SELECT V.Registration, V.DateTime, V.Event, V.Data
    FROM VehicleData V
    INNER JOIN (
        SELECT Registration, MAX(DateTime) LatestDate, Event
        FROM VehicleData
        WHERE Registration = @Registration AND DateTime < @DateTime
        AND Event in (SELECT Name FROM EventList) 
        GROUP BY Registration, Event ) AS L
    ON V.Registration = L.Registration AND V.Event = L.Event AND V.DateTime = L.LatestDate

Note the line AND Event in (SELECT Name FROM EventList) was added later as it forced the query to use the IX2 index, which seemed to improve the query speed.

The query takes some time to run (around 10 seconds or so) and I would ideally like to see if I can optimise it further to take the speed down to less than a second (as it is tied to a GUI action).

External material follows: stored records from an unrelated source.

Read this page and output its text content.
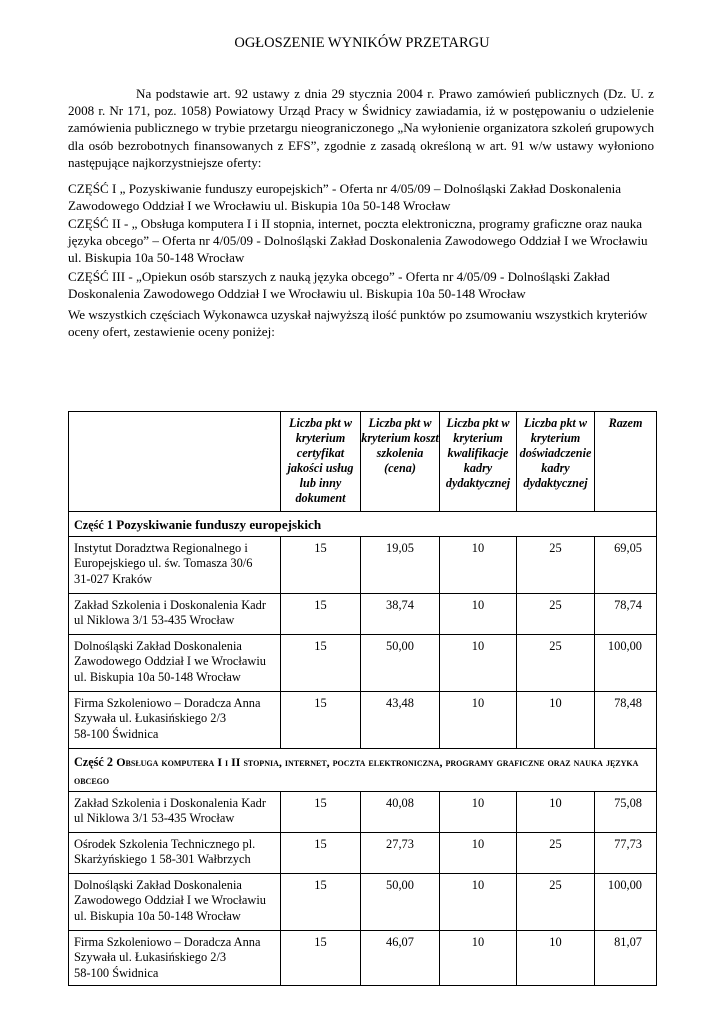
OGŁOSZENIE WYNIKÓW PRZETARGU
Na podstawie art. 92 ustawy z dnia 29 stycznia 2004 r. Prawo zamówień publicznych (Dz. U. z 2008 r. Nr 171, poz. 1058) Powiatowy Urząd Pracy w Świdnicy zawiadamia, iż w postępowaniu o udzielenie zamówienia publicznego w trybie przetargu nieograniczonego „Na wyłonienie organizatora szkoleń grupowych dla osób bezrobotnych finansowanych z EFS”, zgodnie z zasadą określoną w art. 91 w/w ustawy wyłoniono następujące najkorzystniejsze oferty:
CZĘŚĆ I „ Pozyskiwanie funduszy europejskich” - Oferta nr 4/05/09 – Dolnośląski Zakład Doskonalenia Zawodowego Oddział I we Wrocławiu ul. Biskupia 10a 50-148 Wrocław
CZĘŚĆ II - „ Obsługa komputera I i II stopnia, internet, poczta elektroniczna, programy graficzne oraz nauka języka obcego” – Oferta nr 4/05/09 - Dolnośląski Zakład Doskonalenia Zawodowego Oddział I we Wrocławiu ul. Biskupia 10a 50-148 Wrocław
CZĘŚĆ III - „Opiekun osób starszych z nauką języka obcego” - Oferta nr 4/05/09 - Dolnośląski Zakład Doskonalenia Zawodowego Oddział I we Wrocławiu ul. Biskupia 10a 50-148 Wrocław
We wszystkich częściach Wykonawca uzyskał najwyższą ilość punktów po zsumowaniu wszystkich kryteriów oceny ofert, zestawienie oceny poniżej:
	Liczba pkt w kryterium certyfikat jakości usług lub inny dokument	Liczba pkt w kryterium koszt szkolenia (cena)	Liczba pkt w kryterium kwalifikacje kadry dydaktycznej	Liczba pkt w kryterium doświadczenie kadry dydaktycznej	Razem
Część 1 Pozyskiwanie funduszy europejskich					
Instytut Doradztwa Regionalnego i
Europejskiego ul. św. Tomasza 30/6
31-027 Kraków	15	19,05	10	25	69,05
Zakład Szkolenia i Doskonalenia Kadr
ul Niklowa 3/1 53-435 Wrocław	15	38,74	10	25	78,74
Dolnośląski Zakład Doskonalenia
Zawodowego Oddział I we Wrocławiu
ul. Biskupia 10a 50-148 Wrocław	15	50,00	10	25	100,00
Firma Szkoleniowo – Doradcza Anna
Szywała ul. Łukasińskiego 2/3
58-100 Świdnica	15	43,48	10	10	78,48
Część 2 Obsługa komputera I i II stopnia, internet, poczta elektroniczna, programy graficzne oraz nauka języka obcego					
Zakład Szkolenia i Doskonalenia Kadr
ul Niklowa 3/1 53-435 Wrocław	15	40,08	10	10	75,08
Ośrodek Szkolenia Technicznego pl.
Skarżyńskiego 1 58-301 Wałbrzych	15	27,73	10	25	77,73
Dolnośląski Zakład Doskonalenia
Zawodowego Oddział I we Wrocławiu
ul. Biskupia 10a 50-148 Wrocław	15	50,00	10	25	100,00
Firma Szkoleniowo – Doradcza Anna
Szywała ul. Łukasińskiego 2/3
58-100 Świdnica	15	46,07	10	10	81,07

How can I optimise this query further?

Edit You can download the execution plan from http://pastebin.com/9nVZzYPL. Just paste the contents into a .sqlplan file and then load it into SSMS to view the plan. Query 1 is the only thing of interest here. The other queries are "post processing" operations that don't contribute much to the overall query time.

Best Answer

How about using windowing functions?

WITH Numbered AS
(
SELECT *, ROW_NUMBER() OVER (PARTITON BY Event ORDER BY DateTime DESC) AS rownum
FROM VehicleData
WHERE Registration = @Registration 
AND DateTime < @DateTime
)
SELECT V.Registration, V.DateTime, V.Event, V.Data
FROM Numbered V
WHERE rownum = 1;

Make sure you have an index on: (Registration, Event, DateTime) INCLUDE (Data)

You can use your extra predicate on EventList too if you like, of course.